The last Veracle was third of the six on business strategy. It tried to answer whether a business can still win with no strategy. While there are businesses that do not employ any strategy, one can witness more businesses following hope as a strategy. The hope strategy looks like this – let us take these actions that similar businesses take, and hopefully, we will achieve our objectives.
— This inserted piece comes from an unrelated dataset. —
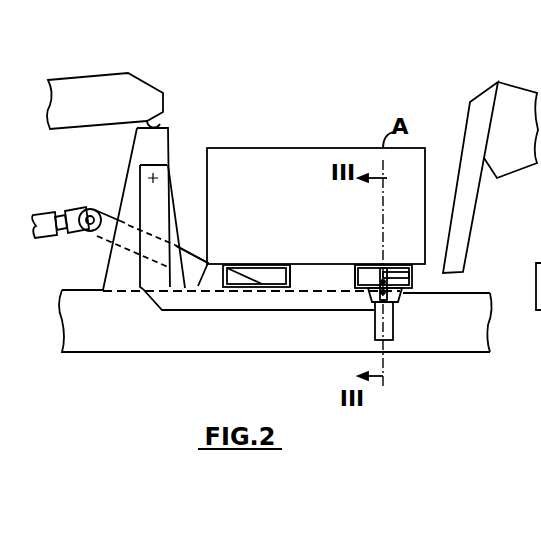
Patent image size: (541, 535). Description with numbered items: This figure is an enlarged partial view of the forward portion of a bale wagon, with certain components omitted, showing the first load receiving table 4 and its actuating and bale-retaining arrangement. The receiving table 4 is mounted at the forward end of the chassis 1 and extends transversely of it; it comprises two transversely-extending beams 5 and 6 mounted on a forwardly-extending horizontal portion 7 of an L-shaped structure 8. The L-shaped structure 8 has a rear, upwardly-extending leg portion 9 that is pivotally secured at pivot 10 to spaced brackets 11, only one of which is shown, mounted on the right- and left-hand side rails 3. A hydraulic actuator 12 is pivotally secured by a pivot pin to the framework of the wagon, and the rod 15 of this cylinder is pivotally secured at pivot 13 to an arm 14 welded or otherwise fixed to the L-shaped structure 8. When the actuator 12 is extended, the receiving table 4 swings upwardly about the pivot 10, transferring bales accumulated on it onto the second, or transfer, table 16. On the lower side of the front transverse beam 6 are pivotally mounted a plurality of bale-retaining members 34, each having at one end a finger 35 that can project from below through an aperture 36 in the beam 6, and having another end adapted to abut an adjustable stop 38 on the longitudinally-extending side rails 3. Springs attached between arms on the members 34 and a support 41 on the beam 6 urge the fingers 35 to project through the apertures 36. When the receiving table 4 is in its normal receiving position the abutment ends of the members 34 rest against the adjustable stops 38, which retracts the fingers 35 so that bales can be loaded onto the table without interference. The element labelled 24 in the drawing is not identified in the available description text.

So, the perplexing question here is – Can HOPE be a real business strategy?
What is Hope Strategy?
Hope strategy is one where businesses do a lot of the same activities in the hope that it will help them grow.
Hope strategy is most frequently observed in businesses where:
- business executives are keen for the positive growth outcome,
- but are not inclined to commit resources required for it.
Now, this seems counter-intuitive.
When a business executive is keen to grow a business, they would naturally want to invest resources to grow, right?! Not quite.
Ideally, business executives have two options to grow their business:
- Invest resources to develop a bespoke strategy tailored to their business context and implement it meticulously.
- Employ ideas, strategies, and best practices implemented before them by similar businesses in their industry.
The first option mentioned above is to develop a bespoke strategy. That is, this is Deliberate Strategy for your business. This option may appear costlier, at least in the short term, as it involves investing resources in designing a new strategy from scratch. But it isn’t. We will discuss this option later in the next Veracle.
The second option, which involves employing ideas, strategies, and best practices of similar businesses, appears to provide a proven path to progress in the short term.
Ironically, many businesses tend to take the second option out of the misplaced belief that the strategies that have worked for other businesses will work for theirs too. It is far too common to hear, “it has worked for them, why won’t it work for us?”
This belief is the basis for the hope strategy.
However, the problem is that the second option does not sound wrong.
Let us recall “the ship’s voyage” metaphor (cited in the previous Veracle) where we had likened a business to a ship sailing on a voyage to its destination.
The second option is akin to setting the course of a ship by looking at the lights of passing ships. In ship lore, this is a terrible blunder.
Likewise, setting the strategic direction of a business by looking at the strategies employed by similar businesses is a huge mistake.
That is why the second option is deceptive.
In short, what may have worked for other businesses, may not work for yours. This is because the business contexts are very different.
This is the key insight.
How to recognize Hope Strategy?
Businesses following a hope strategy exhibit three symptoms:
- Lack of clarity about self-identity
- Frequent change in the strategic direction. Taking actions on whims.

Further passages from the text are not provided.